The book’s overall tone is one that assumes that being alive is inherently good, and that freezing—er, vitrifying—people is a compassionate and proper thing to do in the event of fatal illness.  The book’s central conflict (that is, in addition to the genre-standard obligatory romantic sub-plot) consists of Floe’s efforts to save her parents, since there’s a chance that the cryonics center (where they are being held in suspension) might close down as a result of financial issues, complicated by the mewlings of a few patronizing deathists.

It is more than refreshing to read a book, albeit one aimed at teen girls, that not only presents life extension technology in a positive light, but that is completely devoid of annoying, moralizing messages about how death is somehow “natural” and that cryonics is some kind of abomination.  I just love how the deathists in the book are the bad guys, and the good guys are the ones fighting to keep the cryonics center open and allow people to benefit from its services—not to mention, speaking favorably of scientific progress.  And I also like Floe’s take on individual choice as it pertains to cryonics:

I’m thrown for a minute.  Some people will have to wait hundreds of years for their cures.  It’s been hard for me just ten years after I was vitrified.  Adventurous and spunky as I am, would I really want to come back a hundred years after being frozen?  I’m not sure.
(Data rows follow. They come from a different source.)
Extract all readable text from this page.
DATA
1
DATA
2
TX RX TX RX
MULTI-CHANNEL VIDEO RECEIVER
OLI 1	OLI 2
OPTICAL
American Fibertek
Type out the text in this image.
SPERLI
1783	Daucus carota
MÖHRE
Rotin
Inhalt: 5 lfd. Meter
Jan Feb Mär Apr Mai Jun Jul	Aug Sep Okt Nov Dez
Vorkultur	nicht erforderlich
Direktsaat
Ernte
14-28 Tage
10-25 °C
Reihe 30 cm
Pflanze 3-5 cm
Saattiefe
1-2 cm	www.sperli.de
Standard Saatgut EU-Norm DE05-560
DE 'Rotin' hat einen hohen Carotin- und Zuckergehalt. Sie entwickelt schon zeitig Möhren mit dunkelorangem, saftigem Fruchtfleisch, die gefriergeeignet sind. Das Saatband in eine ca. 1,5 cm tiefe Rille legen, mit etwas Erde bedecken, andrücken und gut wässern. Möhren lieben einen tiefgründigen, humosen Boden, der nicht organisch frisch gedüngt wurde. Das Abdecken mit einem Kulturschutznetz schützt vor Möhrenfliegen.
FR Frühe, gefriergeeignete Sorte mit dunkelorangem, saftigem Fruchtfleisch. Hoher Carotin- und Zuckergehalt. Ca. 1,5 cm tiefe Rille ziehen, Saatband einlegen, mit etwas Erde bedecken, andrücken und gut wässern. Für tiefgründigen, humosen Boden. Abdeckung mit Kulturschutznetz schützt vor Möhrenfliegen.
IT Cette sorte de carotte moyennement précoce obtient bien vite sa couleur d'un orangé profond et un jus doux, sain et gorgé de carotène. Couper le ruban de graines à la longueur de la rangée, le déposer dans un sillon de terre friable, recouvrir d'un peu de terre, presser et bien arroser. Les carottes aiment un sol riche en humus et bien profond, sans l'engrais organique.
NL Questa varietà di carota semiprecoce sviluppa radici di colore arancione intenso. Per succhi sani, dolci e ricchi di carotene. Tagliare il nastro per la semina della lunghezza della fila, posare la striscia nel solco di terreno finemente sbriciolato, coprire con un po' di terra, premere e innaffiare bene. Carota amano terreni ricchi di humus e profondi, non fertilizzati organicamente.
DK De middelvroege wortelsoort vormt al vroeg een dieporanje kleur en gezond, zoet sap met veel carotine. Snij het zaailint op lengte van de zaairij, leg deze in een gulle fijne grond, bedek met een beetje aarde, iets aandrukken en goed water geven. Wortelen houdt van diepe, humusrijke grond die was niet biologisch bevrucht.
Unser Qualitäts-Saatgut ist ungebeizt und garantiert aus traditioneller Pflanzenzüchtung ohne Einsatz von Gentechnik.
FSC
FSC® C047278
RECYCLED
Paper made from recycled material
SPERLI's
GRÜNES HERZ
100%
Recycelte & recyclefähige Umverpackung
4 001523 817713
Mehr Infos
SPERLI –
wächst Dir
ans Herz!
But I am sure other people would.



Popsicle doesn’t specifically address aging or age-related death, but neither does it state that age-related death is somehow an exception to the idea that people ought to be permitted and enabled to seek life-extending treatments.  And the lives of Floe’s parents are not valued any less because they are older than their daughter—cryonics patients in this book are (at least by the “good guys") treated as individuals with valuable lives, regardless of what generation they happened to belong to when they were vitrified.

Though there are some aspects of the writing that might make the average science-minded reader wince (pop culture references and celebrity name-dropping abounds), I see this book as something that has the potential to be, well, tremendously cool.  If you’re personally signed up for cryonics and are looking for a way to explain this to your young daughter or niece, this book might be just the thing to break the ice, so to speak.  Or you can just get a copy for yourself as, er, cultural research. 

All in all, I must offer a hearty applause to Ms. Katz Rosenbaum for offering an unlikely yet surprisingly effective treatment of quite a few prominent issues surrounding life, mortality, and emerging technologies in her first novel.  Perhaps this is the sort of thing that author PJ Manney might classify as the kind of bilingualism necessary to make transhumanist/life-extensionist concepts more accessible.

Anne Corwin was an IEET intern 2006-2007, and is an engineer and technoprogressive activist in California. She is a member of the Board of Directors of the World Transhumanist Association, and is active in the longevity movement through the Methuselah Foundation and in the neurodiversity movement addressing issues along the autism spectrum. Ms. Corwin writes the blog Existence is Wonderful and produces a related podcast.